White House cites defect in Mueller report
WASHINGTON — White House lawyer Emmet Flood accused Robert Mueller of failing to follow the regulations creating his post and said the special counsel’s report has an “extraordinary legal defect,” in a letter sent to Attorney General William Barr the day after the document’s public release.
In the newly disclosed letter dated April 19, Flood scoffed at Mueller’s work as “part ‘truth commission’ report and part law school exam paper.” He accused the special counsel of writing it with the intent of providing Congress with a “road map” to take action against the president on obstruction of justice, which Flood called an improper use of Mueller’s position.
President Trump has boasted that Mueller’s report amounted to “total EXONERATION” from the investigations into his campaign’s ties to Russian election interference and whether Trump obstructed justice. But Flood’s letter betrayed a less enthusiastic appraisal than the president’s tweets and the assessments offered by Barr in public summaries and Senate testimony.

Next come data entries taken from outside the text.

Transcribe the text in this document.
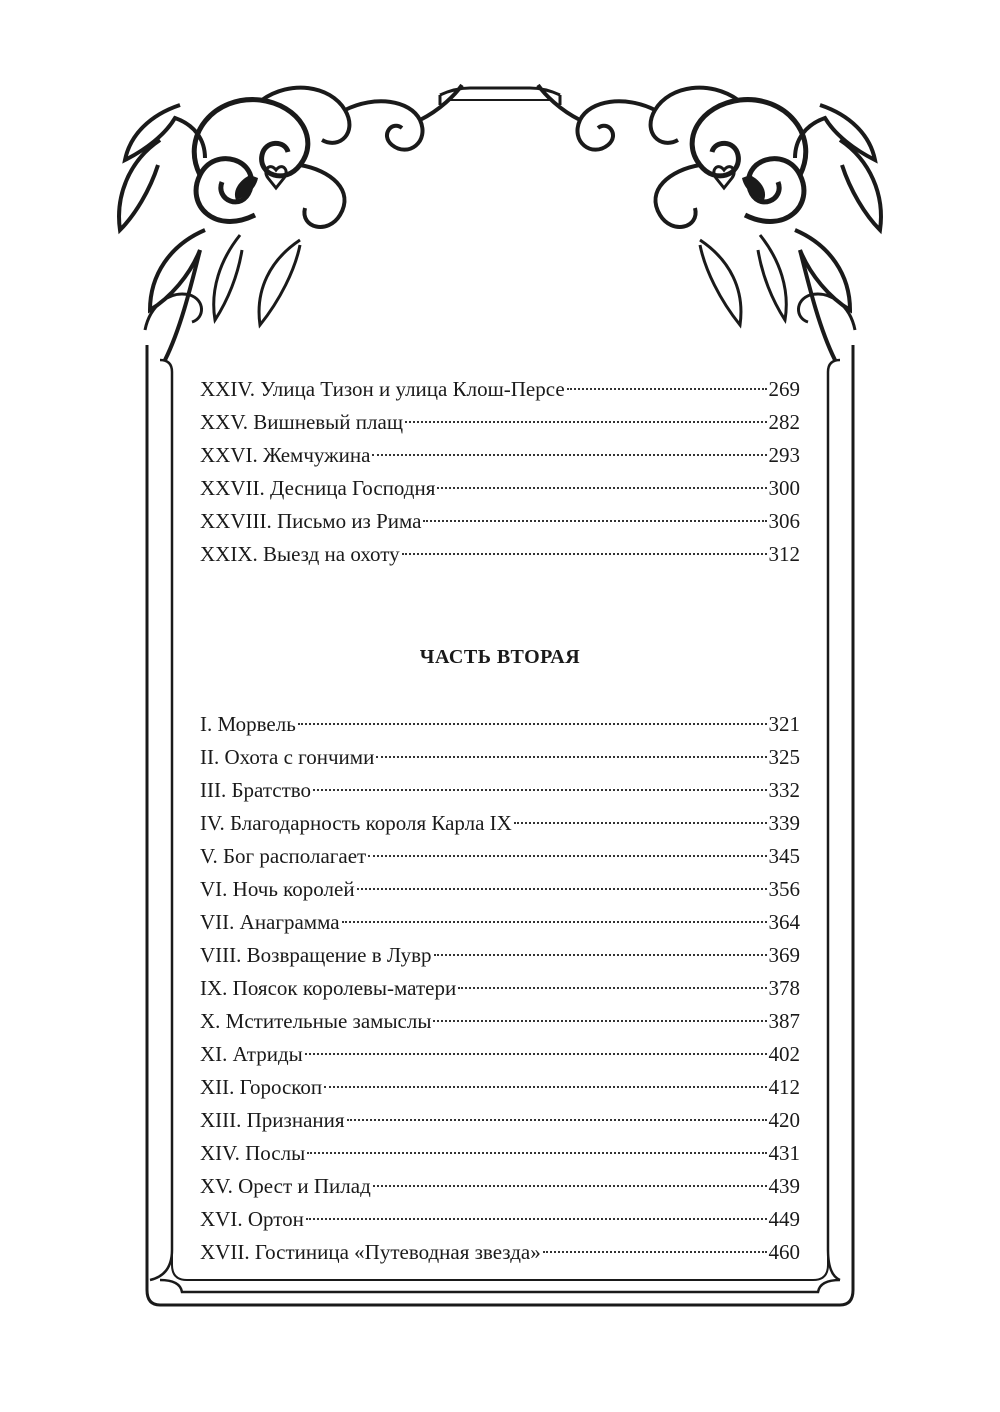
XXIV. Улица Тизон и улица Клош-Персе	269
XXV. Вишневый плащ	282
XXVI. Жемчужина	293
XXVII. Десница Господня	300
XXVIII. Письмо из Рима	306
XXIX. Выезд на охоту	312
ЧАСТЬ ВТОРАЯ
I. Морвель	321
II. Охота с гончими	325
III. Братство	332
IV. Благодарность короля Карла IX	339
V. Бог располагает	345
VI. Ночь королей	356
VII. Анаграмма	364
VIII. Возвращение в Лувр	369
IX. Поясок королевы-матери	378
X. Мстительные замыслы	387
XI. Атриды	402
XII. Гороскоп	412
XIII. Признания	420
XIV. Послы	431
XV. Орест и Пилад	439
XVI. Ортон	449
XVII. Гостиница «Путеводная звезда»	460
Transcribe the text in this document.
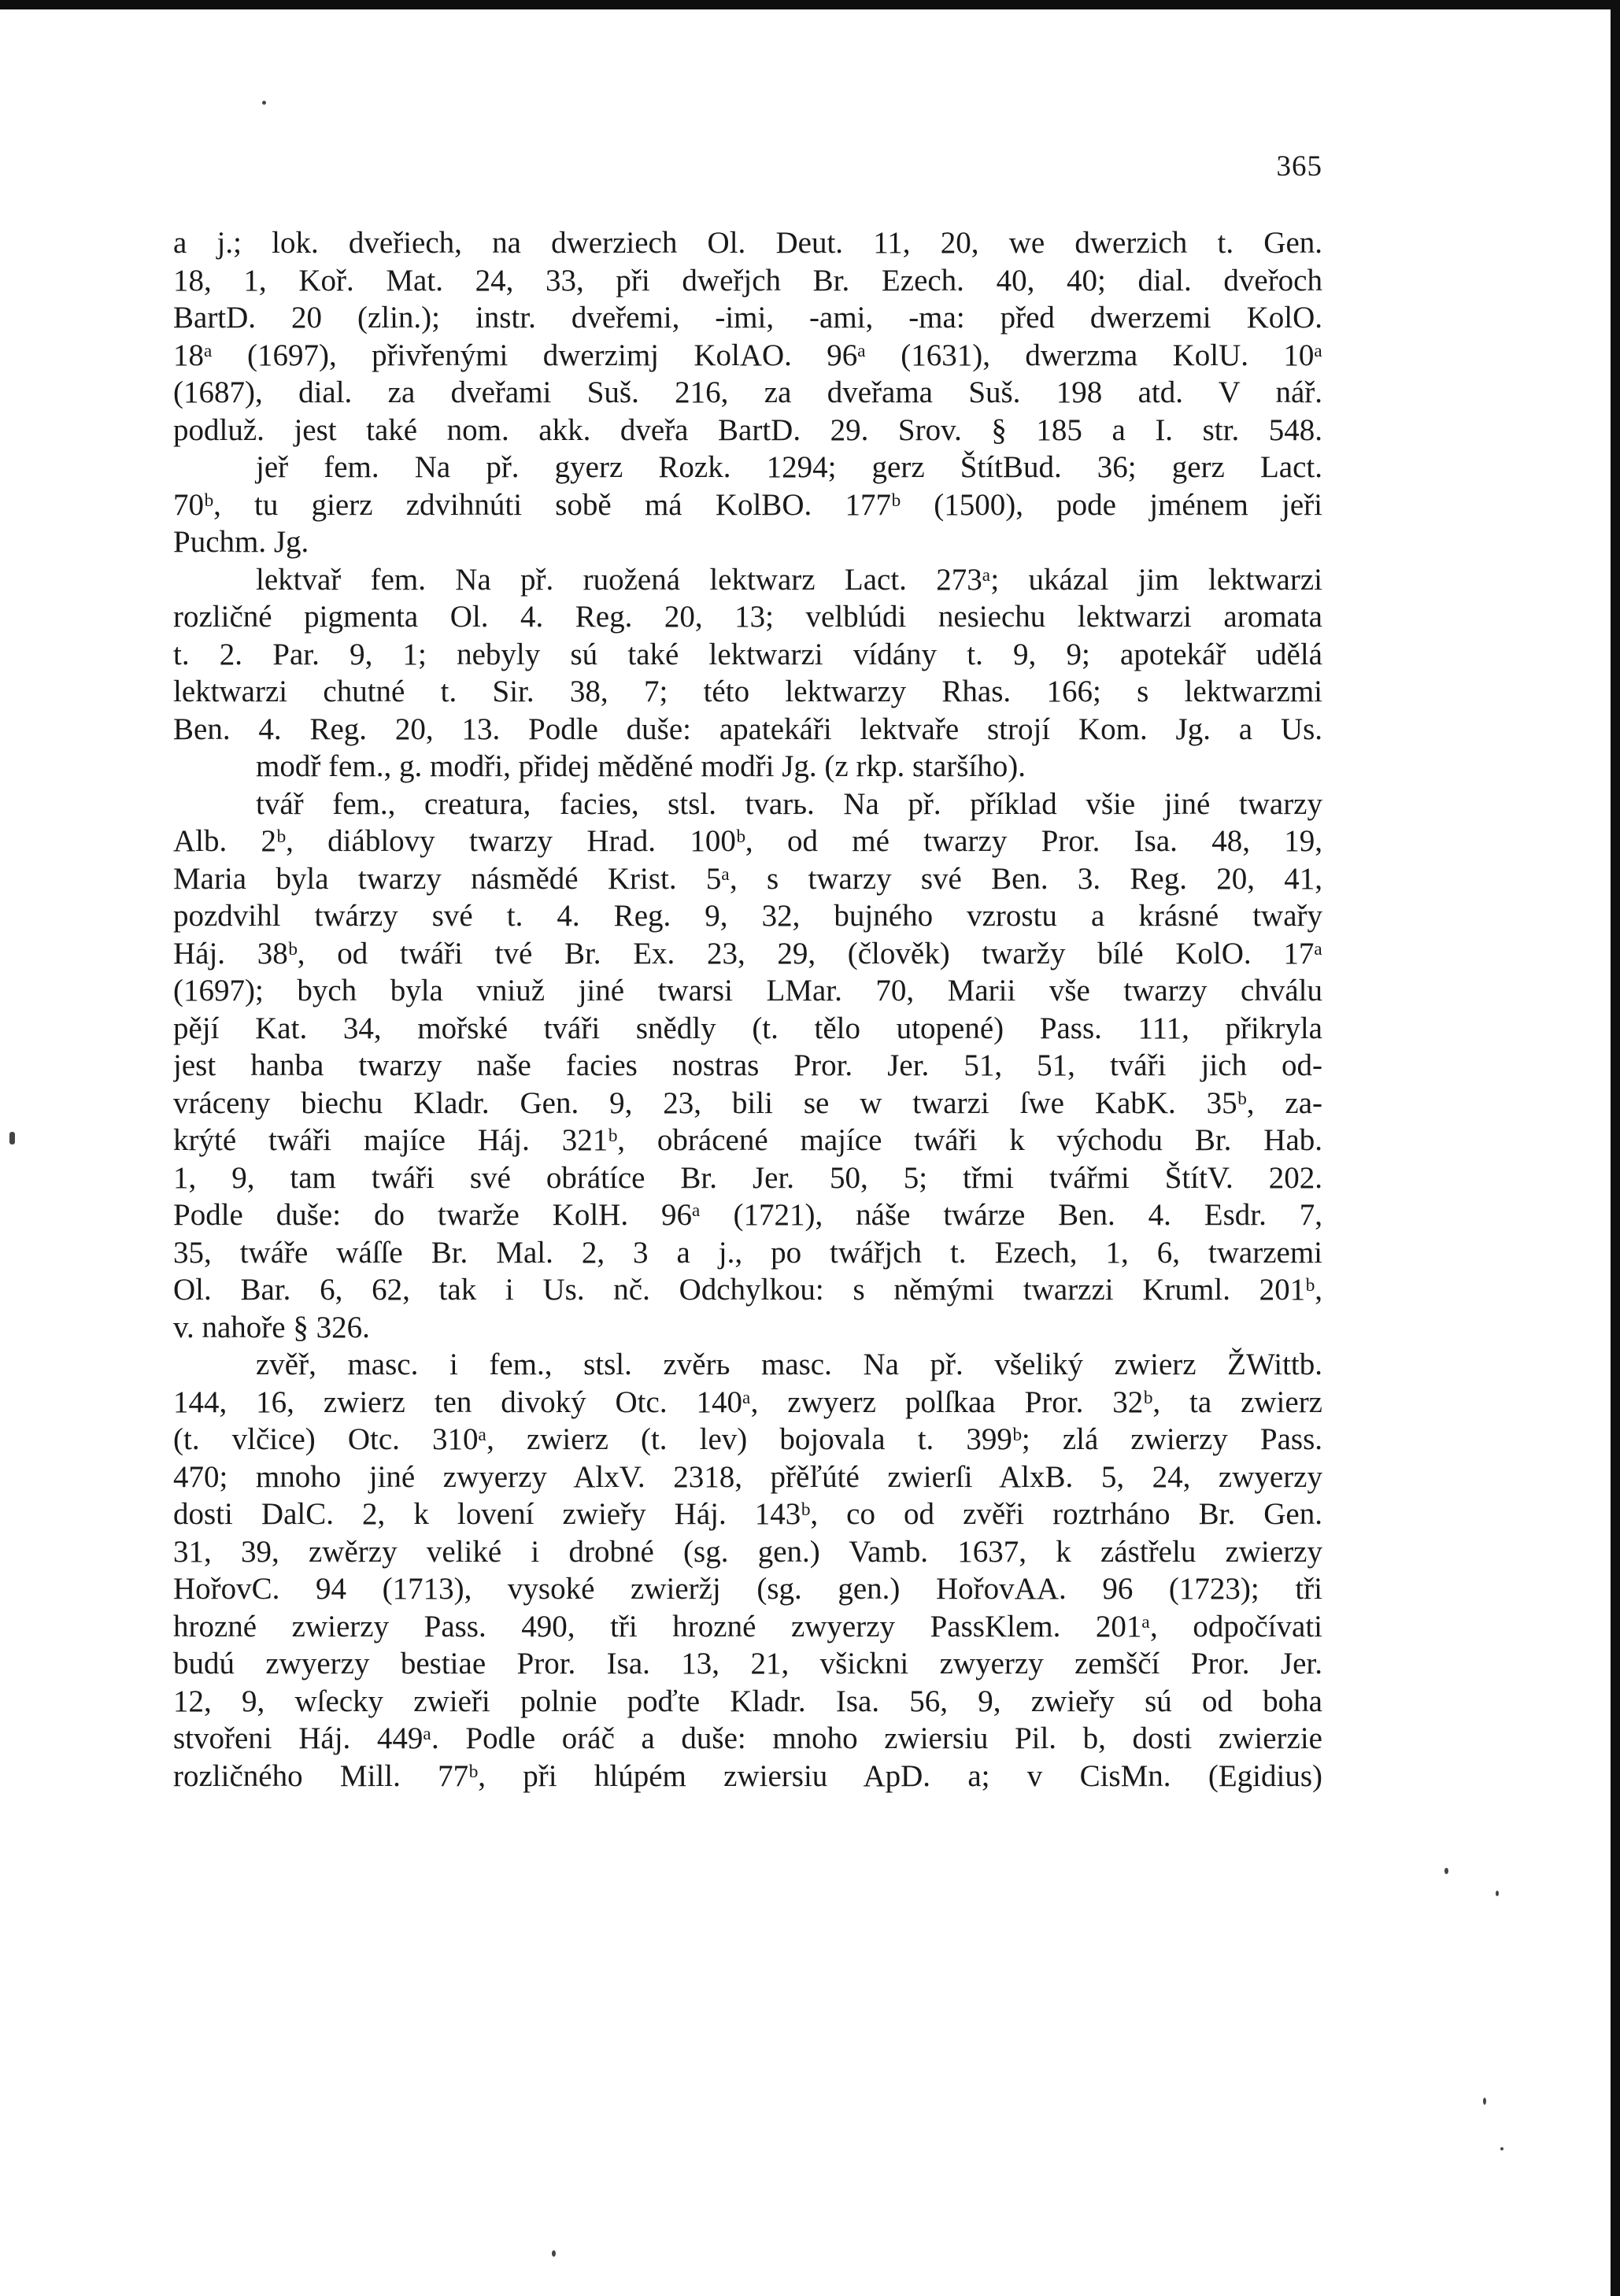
365
a j.; lok. dveřiech, na dwerziech Ol. Deut. 11, 20, we dwerzich t. Gen.
18, 1, Koř. Mat. 24, 33, při dweřjch Br. Ezech. 40, 40; dial. dveřoch
BartD. 20 (zlin.); instr. dveřemi, -imi, -ami, -ma: před dwerzemi KolO.
18ᵃ (1697), přivřenými dwerzimj KolAO. 96ᵃ (1631), dwerzma KolU. 10ᵃ
(1687), dial. za dveřami Suš. 216, za dveřama Suš. 198 atd. V nář.
podluž. jest také nom. akk. dveřa BartD. 29. Srov. § 185 a I. str. 548.
jeř fem. Na př. gyerz Rozk. 1294; gerz ŠtítBud. 36; gerz Lact.
70ᵇ, tu gierz zdvihnúti sobě má KolBO. 177ᵇ (1500), pode jménem jeři
Puchm. Jg.
lektvař fem. Na př. ruožená lektwarz Lact. 273ᵃ; ukázal jim lektwarzi
rozličné pigmenta Ol. 4. Reg. 20, 13; velblúdi nesiechu lektwarzi aromata
t. 2. Par. 9, 1; nebyly sú také lektwarzi vídány t. 9, 9; apotekář udělá
lektwarzi chutné t. Sir. 38, 7; této lektwarzy Rhas. 166; s lektwarzmi
Ben. 4. Reg. 20, 13. Podle duše: apatekáři lektvaře strojí Kom. Jg. a Us.
modř fem., g. modři, přidej měděné modři Jg. (z rkp. staršího).
tvář fem., creatura, facies, stsl. tvarь. Na př. příklad všie jiné twarzy
Alb. 2ᵇ, diáblovy twarzy Hrad. 100ᵇ, od mé twarzy Pror. Isa. 48, 19,
Maria byla twarzy násmědé Krist. 5ᵃ, s twarzy své Ben. 3. Reg. 20, 41,
pozdvihl twárzy své t. 4. Reg. 9, 32, bujného vzrostu a krásné twařy
Háj. 38ᵇ, od twáři tvé Br. Ex. 23, 29, (člověk) twaržy bílé KolO. 17ᵃ
(1697); bych byla vniuž jiné twarsi LMar. 70, Marii vše twarzy chválu
pějí Kat. 34, mořské tváři snědly (t. tělo utopené) Pass. 111, přikryla
jest hanba twarzy naše facies nostras Pror. Jer. 51, 51, tváři jich od-
vráceny biechu Kladr. Gen. 9, 23, bili se w twarzi ſwe KabK. 35ᵇ, za-
krýté twáři majíce Háj. 321ᵇ, obrácené majíce twáři k východu Br. Hab.
1, 9, tam twáři své obrátíce Br. Jer. 50, 5; třmi tvářmi ŠtítV. 202.
Podle duše: do twarže KolH. 96ᵃ (1721), náše twárze Ben. 4. Esdr. 7,
35, twáře wáſſe Br. Mal. 2, 3 a j., po twářjch t. Ezech, 1, 6, twarzemi
Ol. Bar. 6, 62, tak i Us. nč. Odchylkou: s němými twarzzi Kruml. 201ᵇ,
v. nahoře § 326.
zvěř, masc. i fem., stsl. zvěrь masc. Na př. všeliký zwierz ŽWittb.
144, 16, zwierz ten divoký Otc. 140ᵃ, zwyerz polſkaa Pror. 32ᵇ, ta zwierz
(t. vlčice) Otc. 310ᵃ, zwierz (t. lev) bojovala t. 399ᵇ; zlá zwierzy Pass.
470; mnoho jiné zwyerzy AlxV. 2318, přěľúté zwierſi AlxB. 5, 24, zwyerzy
dosti DalC. 2, k lovení zwieřy Háj. 143ᵇ, co od zvěři roztrháno Br. Gen.
31, 39, zwěrzy veliké i drobné (sg. gen.) Vamb. 1637, k zástřelu zwierzy
HořovC. 94 (1713), vysoké zwieržj (sg. gen.) HořovAA. 96 (1723); tři
hrozné zwierzy Pass. 490, tři hrozné zwyerzy PassKlem. 201ᵃ, odpočívati
budú zwyerzy bestiae Pror. Isa. 13, 21, všickni zwyerzy zemščí Pror. Jer.
12, 9, wſecky zwieři polnie poďte Kladr. Isa. 56, 9, zwieřy sú od boha
stvořeni Háj. 449ᵃ. Podle oráč a duše: mnoho zwiersiu Pil. b, dosti zwierzie
rozličného Mill. 77ᵇ, při hlúpém zwiersiu ApD. a; v CisMn. (Egidius)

Mueller said he couldn’t make a finding on obstruction because Justice Department regulations don’t allow indicting a sitting president. But he laid out more than a dozen instances that he said could have amounted to obstruction. Flood said that wasn’t Mueller’s job and that his office failed to act as a prosecutor, whose job is simply to determine whether to bring charges in the belief that a crime can be proven beyond a reasonable doubt.
Flood wrote that Trump wants it known that his decision to allow the release of material in Mueller’s report concerning his time in office doesn’t mean he’s waiving his right to assert privilege in the future for other material.